# Heel lift, EVA liners, J-bars, Custom footbeds etc..



## MunkySpunk (Jan 7, 2009)

I got a pair of Vans Cirros recently. Due to the size of my feet (14) and the remoteness of any real boot fitter with a snowboard boot stock, doing the suggested 'try at least 10 pairs on' isn't feasible. The boots had to be mail-ordered, people speak highly of the Cirros, I saw them on sale, and I dove.

They're great boots, very comfortable, and just stiff enough. 

But I'm getting heel lift. It's not bad (1/2 inch maybe), and my heel doesn't lift when I do toeside turns, but it lifts on the uhh.. lifts when the board is hanging from my foot, when I skate, and from time to time while I'm walking.

I've put in the red J-bars (larger volume) and it's not helping much. I also have custom hard plastic orthotic inserts, made by a podiatrist from foot molds, that I wear in my street shoes but not in my snowboard boots. When I put these in (I don't remove the original footbed) it takes up a good deal of room and it virtually eliminates the heel lift. However I'm pretty concerned that they are hard plastic - they don't have any cushioning to speak of. So I'd be relying on the stock footbed underneath my orthotic insert for padding. Another problem is the material of my sock slides quite smoothly over the surface of the insert, so any subtle movements lead to a movement of the sole of my foot.

Does anyone else out there wear similar inserts in their boots? Have you had problems with injury? Impressions on performance?

Additionally, the liners are heat moldable EVA. Should the stock EVA footbed be removed from the liner during the heating process? Should I take out the J-bars during the heat molding process? It seems to me that heat molding with the J-bars in would lead to the liner molding and compressing around the bar, thus defeating the purpose of the J-bar altogether.

The problem seems to be that I have too much room in the tongue of the boot, due to small ankles, and it's not holding my foot securely in. Anyone use this 'eliminator tongue' thing? Impressions on performance? How much excess room does it eliminate?

I'm open to any advice.


----------



## legallyillegal (Oct 6, 2008)

The stock footbed doesn't actually do anything, so you're free to do what you want with it.

If your foot is moving around then it means the boot doesn't fit right.

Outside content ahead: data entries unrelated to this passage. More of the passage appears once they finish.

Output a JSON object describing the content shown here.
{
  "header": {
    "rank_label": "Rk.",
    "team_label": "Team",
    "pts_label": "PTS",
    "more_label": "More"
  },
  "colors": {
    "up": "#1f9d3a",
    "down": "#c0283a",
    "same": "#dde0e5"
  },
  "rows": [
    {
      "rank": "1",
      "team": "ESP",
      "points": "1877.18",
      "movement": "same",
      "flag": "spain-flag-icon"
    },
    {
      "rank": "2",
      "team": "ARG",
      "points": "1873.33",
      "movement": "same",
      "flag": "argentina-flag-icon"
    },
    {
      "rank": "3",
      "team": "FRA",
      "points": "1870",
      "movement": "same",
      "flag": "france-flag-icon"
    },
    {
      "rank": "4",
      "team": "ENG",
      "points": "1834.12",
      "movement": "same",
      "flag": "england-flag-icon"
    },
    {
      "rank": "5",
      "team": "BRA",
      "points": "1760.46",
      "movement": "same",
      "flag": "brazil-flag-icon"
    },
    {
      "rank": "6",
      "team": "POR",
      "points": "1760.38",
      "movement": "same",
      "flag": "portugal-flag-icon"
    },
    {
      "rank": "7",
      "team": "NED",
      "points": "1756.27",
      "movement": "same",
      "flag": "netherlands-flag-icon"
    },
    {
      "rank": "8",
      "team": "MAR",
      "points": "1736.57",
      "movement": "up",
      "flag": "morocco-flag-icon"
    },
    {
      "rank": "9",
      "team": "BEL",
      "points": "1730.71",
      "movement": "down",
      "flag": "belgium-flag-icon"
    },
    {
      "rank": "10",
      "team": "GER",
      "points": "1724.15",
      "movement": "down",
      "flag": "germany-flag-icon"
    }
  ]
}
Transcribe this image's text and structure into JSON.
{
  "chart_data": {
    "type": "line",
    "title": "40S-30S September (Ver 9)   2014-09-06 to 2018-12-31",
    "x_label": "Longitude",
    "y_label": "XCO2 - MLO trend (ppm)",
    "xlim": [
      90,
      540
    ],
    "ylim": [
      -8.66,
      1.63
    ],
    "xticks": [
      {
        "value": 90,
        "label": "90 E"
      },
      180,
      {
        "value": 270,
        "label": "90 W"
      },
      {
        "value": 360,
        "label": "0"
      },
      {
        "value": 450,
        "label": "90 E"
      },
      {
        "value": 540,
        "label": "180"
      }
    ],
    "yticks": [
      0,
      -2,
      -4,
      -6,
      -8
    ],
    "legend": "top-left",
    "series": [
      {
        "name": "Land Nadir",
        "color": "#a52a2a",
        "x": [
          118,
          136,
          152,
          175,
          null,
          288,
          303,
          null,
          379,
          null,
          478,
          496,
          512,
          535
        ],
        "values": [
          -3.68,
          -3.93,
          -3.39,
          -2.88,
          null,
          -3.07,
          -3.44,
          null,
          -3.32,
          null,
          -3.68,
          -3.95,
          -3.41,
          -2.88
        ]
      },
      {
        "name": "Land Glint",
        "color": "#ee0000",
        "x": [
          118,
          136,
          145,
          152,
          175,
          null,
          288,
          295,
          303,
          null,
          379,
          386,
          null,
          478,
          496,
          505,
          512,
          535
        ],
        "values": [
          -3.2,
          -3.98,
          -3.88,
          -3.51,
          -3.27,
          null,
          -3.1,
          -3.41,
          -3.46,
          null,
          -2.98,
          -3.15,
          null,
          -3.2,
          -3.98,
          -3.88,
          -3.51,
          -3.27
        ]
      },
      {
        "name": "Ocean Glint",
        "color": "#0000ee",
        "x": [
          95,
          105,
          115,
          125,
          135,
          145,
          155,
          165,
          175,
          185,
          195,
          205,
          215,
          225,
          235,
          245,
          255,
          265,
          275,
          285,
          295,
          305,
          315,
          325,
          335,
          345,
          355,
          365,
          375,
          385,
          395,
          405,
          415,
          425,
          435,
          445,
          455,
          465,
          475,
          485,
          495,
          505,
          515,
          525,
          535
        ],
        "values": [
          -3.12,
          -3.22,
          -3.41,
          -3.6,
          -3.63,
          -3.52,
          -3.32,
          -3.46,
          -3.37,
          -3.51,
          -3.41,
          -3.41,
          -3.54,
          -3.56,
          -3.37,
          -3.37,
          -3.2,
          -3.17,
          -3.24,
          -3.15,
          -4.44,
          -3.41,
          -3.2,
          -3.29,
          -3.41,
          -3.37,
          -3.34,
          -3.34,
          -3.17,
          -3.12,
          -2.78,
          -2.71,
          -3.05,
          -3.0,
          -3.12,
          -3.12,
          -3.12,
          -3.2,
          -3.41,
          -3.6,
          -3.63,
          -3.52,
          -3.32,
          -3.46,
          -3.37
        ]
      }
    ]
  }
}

Is your foot an actual 14 or did you use your shoe size?


----------



## MunkySpunk (Jan 7, 2009)

I'm a large 14, small 15 street shoe. I DID manage to find a size 13 to try on and it was too small, hence the mail order. My toes just barely touch the front of the liner when I'm standing.


----------



## Guest (Feb 7, 2009)

Goto a ski/snowboard store and ask for heel lifts, try the large on your boots see how they feel... worked amazing for me.


----------



## Guest (Feb 7, 2009)

Get a pair of Red Hot Superfeet. Takes up some space, supports the arch and cups the heel nicely.


----------



## arsenic0 (Nov 11, 2008)

If the orthodics fix the issue(they did for me as well) then go buy some Superfeet..i got the Orange, Red works too.


----------



## MunkySpunk (Jan 7, 2009)

I've got flat feet ontop of everything else, so the red or orange ones are't really an option for me unless I'm into excrutiating foot pain. I'm not. 

Did you use your orthotics ontop of the superfeet or use the superfeet instead of your orthotics?

I think I'm going to replace the stock sole with the blue superfeet and stick some heel shims underneath it. Leaving in my orthotics might not be the best choice considering how hard they are. There's a local shop that specializes in ski boot fittings (but not snowboard boots... bastards) and is a supplier of superfeet, I think I'm going to hit them up for the heat molding oven, superfeet, and any other advice they can give me. That is, unless they see the snowboard boots and kick me out of the store, thanks to the snowpunks who give us all a bad rep.

Does anyone out there have experience with this 'eliminator tongue' product? My heel is sitting fine, but I've just got so much room in the tongue that it's not staying in place.


----------



## conwayeast (Nov 6, 2008)

I have size 14 too. Sucks trying to find a boot. I know the problem. Do yourself a favor and get the SuperFeet RedHot. It makes a world of difference. Trust me.


----------



## squishydonut (Nov 13, 2007)

i have flat feet as well and the blue superfeet worked out nicely.


----------